U.S. President Donald Trump said he and lawmakers agreed to advance a three-week stop-gap spending plan to reopen the government. This helped boost investor sentiment, which faltered in recent days in the face of revived jitters related to the shutdown and the prolonged U.S.-China tariff spat.

Canada runs a current account deficit and exports many commodities, including oil, so its economy could benefit from an improved outlook for the global flow of trade or capital.

"It is a risk-on day," said Michael Greenberg, portfolio manager for Franklin Templeton Multi-Asset Solutions. "Equity markets are up, yields are higher, credit spreads are tightening, so that tends to be a good environment for the CAD as well."

The price of oil, one of Canada's major exports, rose as political turmoil in Venezuela threatened to tighten crude supply. U.S. crude oil futures settled 1.1 percent higher at $53.69 a barrel.

At 4:09 p.m. (2109 GMT), the Canadian dollar was trading 1 percent higher at 1.3221 to the greenback, or 75.64 U.S. cents, which was its biggest gain since September. The currency touched its strongest level since Jan. 11 at 1.3218.

For the week, the loonie rose 0.3 percent despite weak domestic data that prompted some economists to project that Canada's economy contracted in November.

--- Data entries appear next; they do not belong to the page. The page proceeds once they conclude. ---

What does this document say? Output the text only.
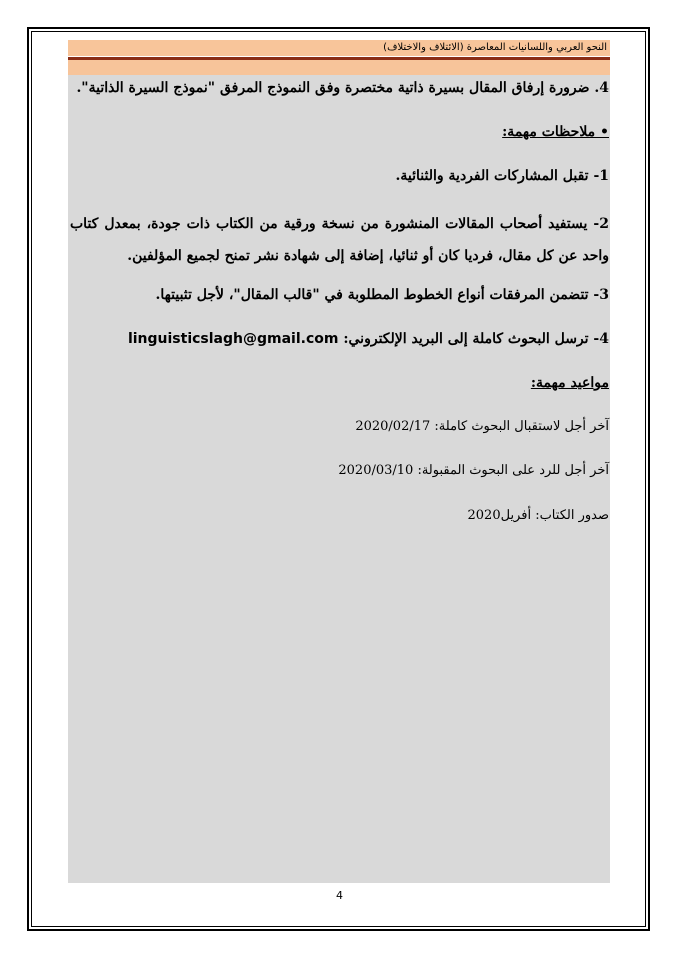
النحو العربي واللسانيات المعاصرة (الائتلاف والاختلاف)
4. ضرورة إرفاق المقال بسيرة ذاتية مختصرة وفق النموذج المرفق "نموذج السيرة الذاتية".
• ملاحظات مهمة:
1- تقبل المشاركات الفردية والثنائية.
2- يستفيد أصحاب المقالات المنشورة من نسخة ورقية من الكتاب ذات جودة، بمعدل كتاب واحد عن كل مقال، فرديا كان أو ثنائيا، إضافة إلى شهادة نشر تمنح لجميع المؤلفين.
3- تتضمن المرفقات أنواع الخطوط المطلوبة في "قالب المقال"، لأجل تثبيتها.
4- ترسل البحوث كاملة إلى البريد الإلكتروني: linguisticslagh@gmail.com
مواعيد مهمة:
آخر أجل لاستقبال البحوث كاملة: 2020/02/17
آخر أجل للرد على البحوث المقبولة: 2020/03/10
صدور الكتاب: أفريل2020
4
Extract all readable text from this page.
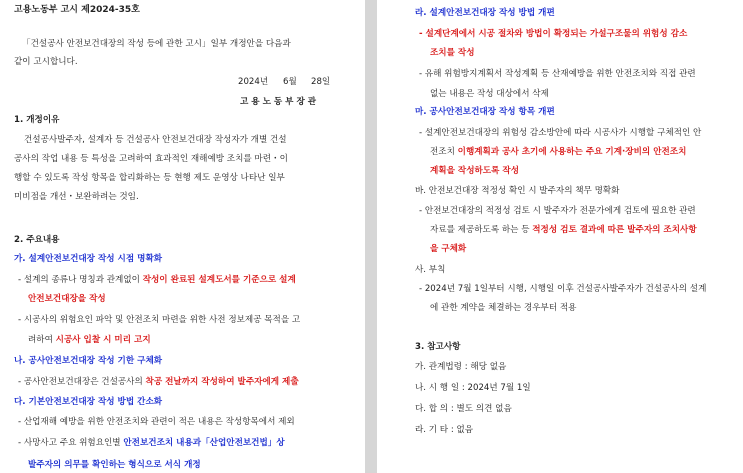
고용노동부 고시 제2024-35호
「건설공사 안전보건대장의 작성 등에 관한 고시」일부 개정안을 다음과
같이 고시합니다.
2024년 6월 28일
고 용 노 동 부 장 관
1. 개정이유
건설공사발주자, 설계자 등 건설공사 안전보건대장 작성자가 개별 건설
공사의 작업 내용 등 특성을 고려하여 효과적인 재해예방 조치를 마련・이
행할 수 있도록 작성 항목을 합리화하는 등 현행 제도 운영상 나타난 일부
미비점을 개선・보완하려는 것임.
2. 주요내용
가. 설계안전보건대장 작성 시점 명확화
- 설계의 종류나 명칭과 관계없이 작성이 완료된 설계도서를 기준으로 설계
안전보건대장을 작성
- 시공사의 위험요인 파악 및 안전조치 마련을 위한 사전 정보제공 목적을 고
려하여 시공사 입찰 시 미리 고지
나. 공사안전보건대장 작성 기한 구체화
- 공사안전보건대장은 건설공사의 착공 전날까지 작성하여 발주자에게 제출
다. 기본안전보건대장 작성 방법 간소화
- 산업재해 예방을 위한 안전조치와 관련이 적은 내용은 작성항목에서 제외
- 사망사고 주요 위험요인별 안전보건조치 내용과「산업안전보건법」상
발주자의 의무를 확인하는 형식으로 서식 개정
라. 설계안전보건대장 작성 방법 개편
- 설계단계에서 시공 절차와 방법이 확정되는 가설구조물의 위험성 감소
조치를 작성
- 유해 위험방지계획서 작성계획 등 산재예방을 위한 안전조치와 직접 관련
없는 내용은 작성 대상에서 삭제
마. 공사안전보건대장 작성 항목 개편
- 설계안전보건대장의 위험성 감소방안에 따라 시공사가 시행할 구체적인 안
전조치 이행계획과 공사 초기에 사용하는 주요 기계·장비의 안전조치
계획을 작성하도록 작성
바. 안전보건대장 적정성 확인 시 발주자의 책무 명확화
- 안전보건대장의 적정성 검토 시 발주자가 전문가에게 검토에 필요한 관련
자료를 제공하도록 하는 등 적정성 검토 결과에 따른 발주자의 조치사항
을 구체화
사. 부칙
- 2024년 7월 1일부터 시행, 시행일 이후 건설공사발주자가 건설공사의 설계
에 관한 계약을 체결하는 경우부터 적용
3. 참고사항
가. 관계법령 : 해당 없음
나. 시 행 일 : 2024년 7월 1일
다. 합 의 : 별도 의견 없음
라. 기 타 : 없음
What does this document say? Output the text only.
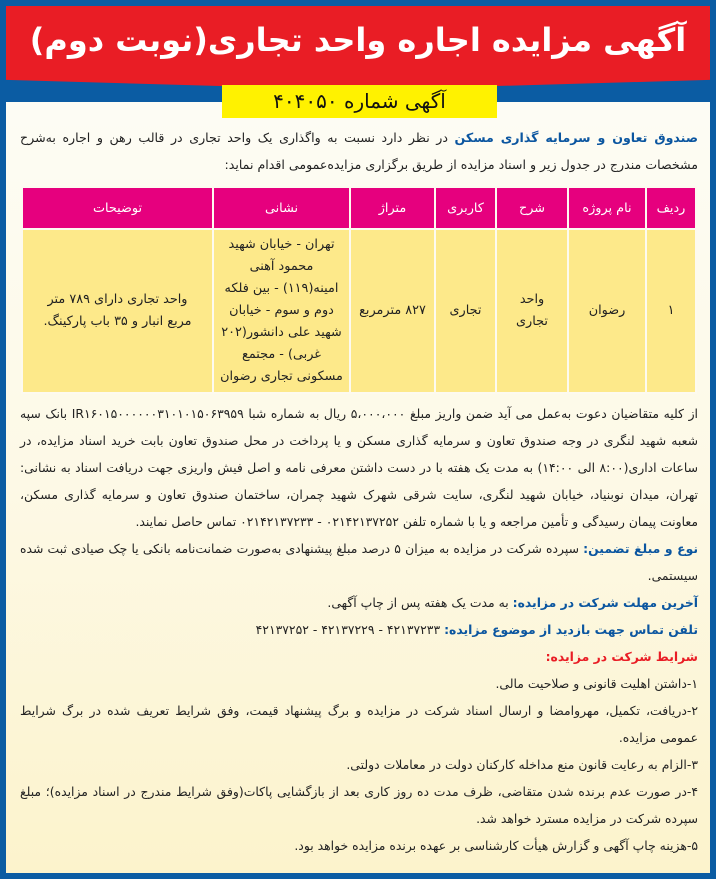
آگهی مزایده اجاره واحد تجاری(نوبت دوم)
آگهی شماره ۴۰۴۰۵۰
صندوق تعاون و سرمایه گذاری مسکن در نظر دارد نسبت به واگذاری یک واحد تجاری در قالب رهن و اجاره به‌شرح مشخصات مندرج در جدول زیر و اسناد مزایده از طریق برگزاری مزایده‌عمومی اقدام نماید:
ردیف	نام پروژه	شرح	کاربری	متراژ	نشانی	توضیحات
۱	رضوان	واحد تجاری	تجاری	۸۲۷ مترمربع	تهران - خیابان شهید محمود آهنی امینه(۱۱۹) - بین فلکه دوم و سوم - خیابان شهید علی دانشور(۲۰۲ غربی) - مجتمع مسکونی تجاری رضوان	واحد تجاری دارای ۷۸۹ متر مربع انبار و ۳۵ باب پارکینگ.

از کلیه متقاضیان دعوت به‌عمل می آید ضمن واریز مبلغ ۵،۰۰۰،۰۰۰ ریال به شماره شبا IR۱۶۰۱۵۰۰۰۰۰۰۳۱۰۱۰۱۵۰۶۳۹۵۹ بانک سپه شعبه شهید لنگری در وجه صندوق تعاون و سرمایه گذاری مسکن و یا پرداخت در محل صندوق تعاون بابت خرید اسناد مزایده، در ساعات اداری(۸:۰۰ الی ۱۴:۰۰) به مدت یک هفته با در دست داشتن معرفی نامه و اصل فیش واریزی جهت دریافت اسناد به نشانی: تهران، میدان نوبنیاد، خیابان شهید لنگری، سایت شرقی شهرک شهید چمران، ساختمان صندوق تعاون و سرمایه گذاری مسکن، معاونت پیمان رسیدگی و تأمین مراجعه و یا با شماره تلفن ۰۲۱۴۲۱۳۷۲۵۲ - ۰۲۱۴۲۱۳۷۲۳۳ تماس حاصل نمایند.

نوع و مبلغ تضمین: سپرده شرکت در مزایده به میزان ۵ درصد مبلغ پیشنهادی به‌صورت ضمانت‌نامه بانکی یا چک صیادی ثبت شده سیستمی.

آخرین مهلت شرکت در مزایده: به مدت یک هفته پس از چاپ آگهی.

تلفن تماس جهت بازدید از موضوع مزایده: ۴۲۱۳۷۲۳۳ - ۴۲۱۳۷۲۲۹ - ۴۲۱۳۷۲۵۲

شرایط شرکت در مزایده:

۱-داشتن اهلیت قانونی و صلاحیت مالی.

۲-دریافت، تکمیل، مهروامضا و ارسال اسناد شرکت در مزایده و برگ پیشنهاد قیمت، وفق شرایط تعریف شده در برگ شرایط عمومی مزایده.

۳-الزام به رعایت قانون منع مداخله کارکنان دولت در معاملات دولتی.

۴-در صورت عدم برنده شدن متقاضی، ظرف مدت ده روز کاری بعد از بازگشایی پاکات(وفق شرایط مندرج در اسناد مزایده)؛ مبلغ سپرده شرکت در مزایده مسترد خواهد شد.

۵-هزینه چاپ آگهی و گزارش هیأت کارشناسی بر عهده برنده مزایده خواهد بود.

Chances of another Bank of Canada interest rate hike by the summer have fallen to about 30 percent from more than 50 percent at the end of last week.

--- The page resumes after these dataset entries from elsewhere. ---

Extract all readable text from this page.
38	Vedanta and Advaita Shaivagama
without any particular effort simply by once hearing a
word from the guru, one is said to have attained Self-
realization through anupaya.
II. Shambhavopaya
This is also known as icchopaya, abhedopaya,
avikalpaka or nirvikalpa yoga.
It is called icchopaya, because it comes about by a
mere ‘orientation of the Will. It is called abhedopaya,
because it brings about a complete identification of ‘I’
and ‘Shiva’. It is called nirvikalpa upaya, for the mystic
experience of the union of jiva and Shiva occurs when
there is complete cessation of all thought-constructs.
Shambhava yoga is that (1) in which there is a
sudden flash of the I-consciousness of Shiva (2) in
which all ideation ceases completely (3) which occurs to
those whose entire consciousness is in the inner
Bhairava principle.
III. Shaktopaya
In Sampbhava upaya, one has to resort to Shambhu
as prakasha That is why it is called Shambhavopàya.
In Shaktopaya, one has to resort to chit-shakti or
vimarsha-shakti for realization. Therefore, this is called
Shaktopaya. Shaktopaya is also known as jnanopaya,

The U.S. dollar fell to a 10-day low against a basket of currencies as traders' focus shifted to the Federal Reserve's policy meeting next week.

"We still do think that the Bank of Canada and the Fed will likely have the opportunity to raise rates a little bit this year but probably less than they thought they could three months ago," Greenberg said.

Canadian government bond prices were lower across a steeper yield curve, with the two-year down 4 Canadian cents to yield 1.883 percent and the 10-year falling 38 Canadian cents to yield 1.976 percent.

The gap between Canada's 2-year yield and its U.S. equivalent widened by 2.6 basis points to a spread of 72.5 basis points in favor of the U.S. bond, its widest gap since Dec. 20.